En ces temps de manifestations contre les violences policières et racistes ici en Europe et là-bas, de l’autre côté de l’Atlantique, il était urgent de s’intéresser à un écrivain de polar noir, un gars qui, né aux Etats-Unis en 1909, a vécu en France à partir des années 1950 puis en Espagne après 1969, et dont les romans étaient souvent traduits et publiés d’abord en français avant de tenter leur chance là-bas.
Je connaissais Chester Himes notamment pour le remarquable La Reine des Pommes, aussi ai-je regardé sa bibliographie pour savoir quel était son dernier polar. J’apprends qu’il est inachevé et pourtant publié en 1983, soit un an avant sa mort : Plan B. A cette époque, Chester Himes était malade et dans l’incapacité d’écrire, mais il a approuvé cette publication.
J’étais intrigué de lire un roman inachevé, très apprécié des Panthères Noires, parait-il. Bigre. Comme il n’est plus disponible à l’état neuf, j’ai commandé un exemplaire d’occasion.
Ce n’est pas un roman inachevé du fait de la maladie de Chester, contrairement à ce que j’avais imaginé tout d’abord, mais parce qu’il l’avait laissé de côté depuis 1969. Le roman nous emmène donc deux décennies de plus en arrière, à une époque où les Black Panthers théorisaient l’auto-défense nécessaire pour libérer les Afro-américains de l’oppression du pouvoir blanc, et surtout à un moment où le FBI a décidé d’éradiquer le mouvement en commençant par l’assassinat de ses leaders.
C’est peut-être ce qui a motivé à la fois l’écriture et la rétention de ce roman, achevé à mon sens mise à part une ellipse à la fin, car cette histoire forte, hallucinante de violence, de méchanceté et de drôlerie, aurait peut-être été à charge finalement contre les Panthères aux yeux de la Justice blanche.

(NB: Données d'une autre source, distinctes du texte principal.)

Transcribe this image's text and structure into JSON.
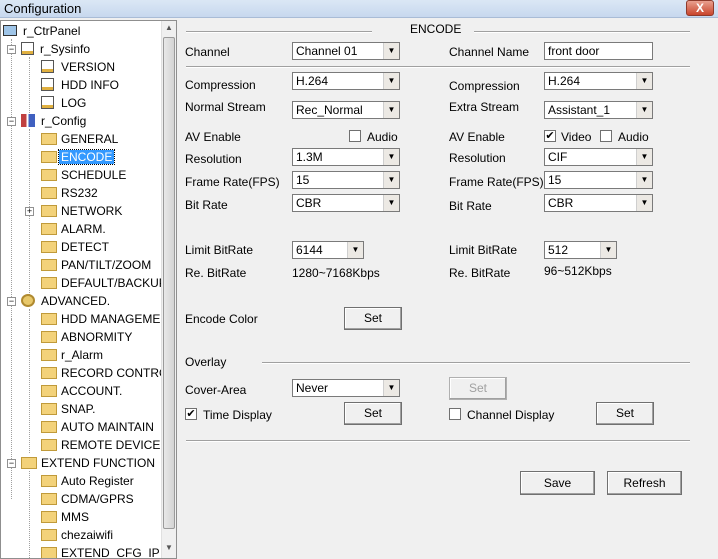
{
  "window": {
    "title": "Configuration",
    "close_label": "X"
  },
  "tree": {
    "items": [
      {
        "label": "r_CtrPanel"
      },
      {
        "label": "r_Sysinfo"
      },
      {
        "label": "VERSION"
      },
      {
        "label": "HDD INFO"
      },
      {
        "label": "LOG"
      },
      {
        "label": "r_Config"
      },
      {
        "label": "GENERAL"
      },
      {
        "label": "ENCODE"
      },
      {
        "label": "SCHEDULE"
      },
      {
        "label": "RS232"
      },
      {
        "label": "NETWORK"
      },
      {
        "label": "ALARM."
      },
      {
        "label": "DETECT"
      },
      {
        "label": "PAN/TILT/ZOOM"
      },
      {
        "label": "DEFAULT/BACKUP"
      },
      {
        "label": "ADVANCED."
      },
      {
        "label": "HDD MANAGEMENT"
      },
      {
        "label": "ABNORMITY"
      },
      {
        "label": "r_Alarm"
      },
      {
        "label": "RECORD CONTROL"
      },
      {
        "label": "ACCOUNT."
      },
      {
        "label": "SNAP."
      },
      {
        "label": "AUTO MAINTAIN"
      },
      {
        "label": "REMOTE DEVICE"
      },
      {
        "label": "EXTEND FUNCTION"
      },
      {
        "label": "Auto Register"
      },
      {
        "label": "CDMA/GPRS"
      },
      {
        "label": "MMS"
      },
      {
        "label": "chezaiwifi"
      },
      {
        "label": "EXTEND_CFG_IP_Filter"
      }
    ]
  },
  "encode": {
    "section_title": "ENCODE",
    "channel_label": "Channel",
    "channel_value": "Channel  01",
    "channel_name_label": "Channel Name",
    "channel_name_value": "front door",
    "main": {
      "compression_label": "Compression",
      "compression_value": "H.264",
      "stream_label": "Normal Stream",
      "stream_value": "Rec_Normal",
      "av_enable_label": "AV Enable",
      "audio_label": "Audio",
      "resolution_label": "Resolution",
      "resolution_value": "1.3M",
      "fps_label": "Frame Rate(FPS)",
      "fps_value": "15",
      "bitrate_label": "Bit Rate",
      "bitrate_value": "CBR",
      "limit_label": "Limit BitRate",
      "limit_value": "6144",
      "re_label": "Re. BitRate",
      "re_value": "1280~7168Kbps"
    },
    "extra": {
      "compression_label": "Compression",
      "compression_value": "H.264",
      "stream_label": "Extra Stream",
      "stream_value": "Assistant_1",
      "av_enable_label": "AV Enable",
      "video_label": "Video",
      "audio_label": "Audio",
      "resolution_label": "Resolution",
      "resolution_value": "CIF",
      "fps_label": "Frame Rate(FPS)",
      "fps_value": "15",
      "bitrate_label": "Bit Rate",
      "bitrate_value": "CBR",
      "limit_label": "Limit BitRate",
      "limit_value": "512",
      "re_label": "Re. BitRate",
      "re_value": "96~512Kbps"
    },
    "encode_color_label": "Encode Color",
    "set_label": "Set",
    "overlay_label": "Overlay",
    "cover_area_label": "Cover-Area",
    "cover_area_value": "Never",
    "time_display_label": "Time Display",
    "channel_display_label": "Channel Display",
    "save_label": "Save",
    "refresh_label": "Refresh"
  }
}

Plan B est un roman qui parle d’une révolte noire, armée et sanglante, à laquelle le pouvoir blanc répond par une violence décuplée. Démarré comme un polar, le roman vire du côté de la politique fiction. Le lire aujourd’hui montre que le problème noir, qui est un problème blanc dans le fond, n’a pas beaucoup progressé en 50 ans : mêmes injustices, même violence de la police, motivée par la peur et la culpabilité, la haine et l’incompréhension.
Comme dans d’autres polars de cet auteur, on y retrouve Ed Cercueil et Fossoyeur Jones, les deux flics noirs de Harlem, toujours aussi expéditifs et blasés, fatigués de leur métier mais ne sachant pas quoi faire d’autre.
Si ce roman est raccord avec le mouvement Black Lives Matter, il l’est malheureusement moins avec le mouvement MeToo : les femmes s’y font violer allègrement, le plus souvent elles l’ont bien cherché et parfois elles en sont très contentes ! C’est sans doute l’effet d’une écriture qui ne ménage personne, et qui le fait de manière datée, exagérée, mais plus personne n’écrit comme ça aujourd’hui (j’espère), ce qui montre que les temps ont tout de même changé.
On y trouve des personnages tous plus trash les uns que les autres, dont Hoop :
« Il violait les femmes et assassinait les hommes depuis qu’il avait quitté son berceau, ou ce qui en faisait office dans la cabane de métayer où il était né. Et il avait tué à lui tout seul bien plus de petits Blancs allergiques aux nègres et bien plus de salauds de sudistes que le scorbut. »
Le personnage principal du roman, Tomsson Black, de son vrai nom de Georges Washington Lincoln, est un jeune Noir sportif, beau gosse et instruit qui a fait de la prison avant de se politiser : « C’est à cette époque qu’il rencontra des Panthères noires d’Oakland et entra dans l’organisation. Tout le monde l’admirait, avec son béret et son blouson de cuir, sa superbe prestance et sa langue bien pendue, mais lui trouvait les Panthères trop peu organisées et trop lentes à mettre sur pied leur défense. » Alors il fonde sa propre organisation, Les Grands Noirs, puis va faire le tour des pays communistes pour se former, et enfin se lance dans de curieuses affaires avec des employés exclusivement noirs, siphonnant l’argent d’une fondation blanche qu’il a su séduire avec une argumentation sur le nécessaire développement des Noirs pour les sortir de la misère.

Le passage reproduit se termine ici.